Last night’s episode, which finally got SAMCRO moving to Belfast, was a bit of a mixed bag, but for a slow-moving season, it was notable how swiftly some of its key moments unfolded – like the news of John Teller’s Irish daughter. Two sequences especially stood out: the confrontation in the restroom with the Calaveras “bullshit MC,” and Gemma’s heist-style escape from the hospital. The first worked for me, the second did not. The confrontation with Calaveras has been brewing for a while, and the deal with the Mayans was never going to eliminate it (and it now looks like Tara is going to be in danger from the shamed and ostracized Salazar); but what was effective with that scene was how it showed the carefully negotiated and socialized space within which violence happens in this show. It is retributive, but also sacrificial – killing happens within a careful political economy on Sons, and it is those who disrupt that economy, like Salazar’s hapless lieutenant, who are the only legitimate targets,** and their sacrifice maintains that order.
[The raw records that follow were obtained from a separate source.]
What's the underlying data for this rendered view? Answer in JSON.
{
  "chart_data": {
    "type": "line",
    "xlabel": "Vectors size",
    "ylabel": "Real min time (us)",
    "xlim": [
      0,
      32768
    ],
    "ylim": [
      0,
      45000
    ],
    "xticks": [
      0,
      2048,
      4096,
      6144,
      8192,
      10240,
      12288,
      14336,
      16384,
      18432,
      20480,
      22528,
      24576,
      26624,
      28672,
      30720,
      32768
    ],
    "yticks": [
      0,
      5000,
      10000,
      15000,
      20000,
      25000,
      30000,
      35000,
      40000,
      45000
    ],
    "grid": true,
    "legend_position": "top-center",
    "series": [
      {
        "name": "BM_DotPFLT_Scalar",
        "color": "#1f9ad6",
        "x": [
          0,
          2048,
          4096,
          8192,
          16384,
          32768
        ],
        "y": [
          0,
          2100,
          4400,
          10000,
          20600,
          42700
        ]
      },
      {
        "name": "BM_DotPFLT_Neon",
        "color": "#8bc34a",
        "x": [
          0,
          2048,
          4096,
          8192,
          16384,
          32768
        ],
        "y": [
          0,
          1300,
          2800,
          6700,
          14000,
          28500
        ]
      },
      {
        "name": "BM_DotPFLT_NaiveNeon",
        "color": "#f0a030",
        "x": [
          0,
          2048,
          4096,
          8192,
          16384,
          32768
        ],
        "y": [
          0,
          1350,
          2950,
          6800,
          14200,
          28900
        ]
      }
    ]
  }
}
Justice here is swift, vicious, and not open to appeal. But it’s also deeply conservative, because it’s the exception that maintains order. This is, at the least, deeply ironic for a gang who style themselves as they do – sons of anarchy.

Anyway, what didn’t work last night in the hijinks-ensuing escape from the hospital was, I think, Tara’s sudden change of heart; for that matter, neither did her administrator boss suddenly being on her side (although the fact that she took the opportunity to take a shot at Tara totally did). The relationship between Tara and Gemma has been carefully worked out the past three seasons, and Gemma’s cold and calculated belittling of Tara last week showed both how far and how little the two of them have gone. It makes a certain amount of sense for Tara to act in loyalty to Gemma, but it makes a lot more sense for her to get out now, and that means walking away, not wading further in. In sum, I guess the problem was plot showing in this sequence; the final scene was, however, effectively portrayed. The understated confrontation with Unser and the escaping Gemma showed how quickly and quietly that relationship has fallen apart; we haven’t seen much of Unser this season (or Opie or Bobby, for that matter), but it feels like he’s being put into position as a grudging ally of Hale for the events to come.

The widening gyre calls back, of course, to the “turning and turning” of two week’s ago. As we learn of a conspiracy in Belfast, their very own fellow charter conspiring with Jimmy, and the dubious certainty of Alvarez’s loyalties at home defended only by mortal enemies Tig and Kozick, the possibility of the center – Jax, Clay, and Gemma – not holding seems to portend ill fortune for the club. Of course, the other way to interpret Yeats’s line lies in the words “mere anarchy is loosed upon the world.” Indeed, SAMCRO is uprooted and at large in the world – the Ireland episodes promise to be anarchic indeed.

I’ll leave out the kind-of hilarious serious of faceslaps in the opening scene, the comically clueless prospects, and Tig being on the lam for now. On to Belfast!

*Since Natalie has already broken the theological ice this week, I’ll make a little observation here about the symbolism going on: the Father is reflected in the Son, but his true nature remains unknown without the mystery of the Trinity. Just saying…

**Except in the case of wars between rival gangs, but this just proves the point: politics is the continuation of war by other means.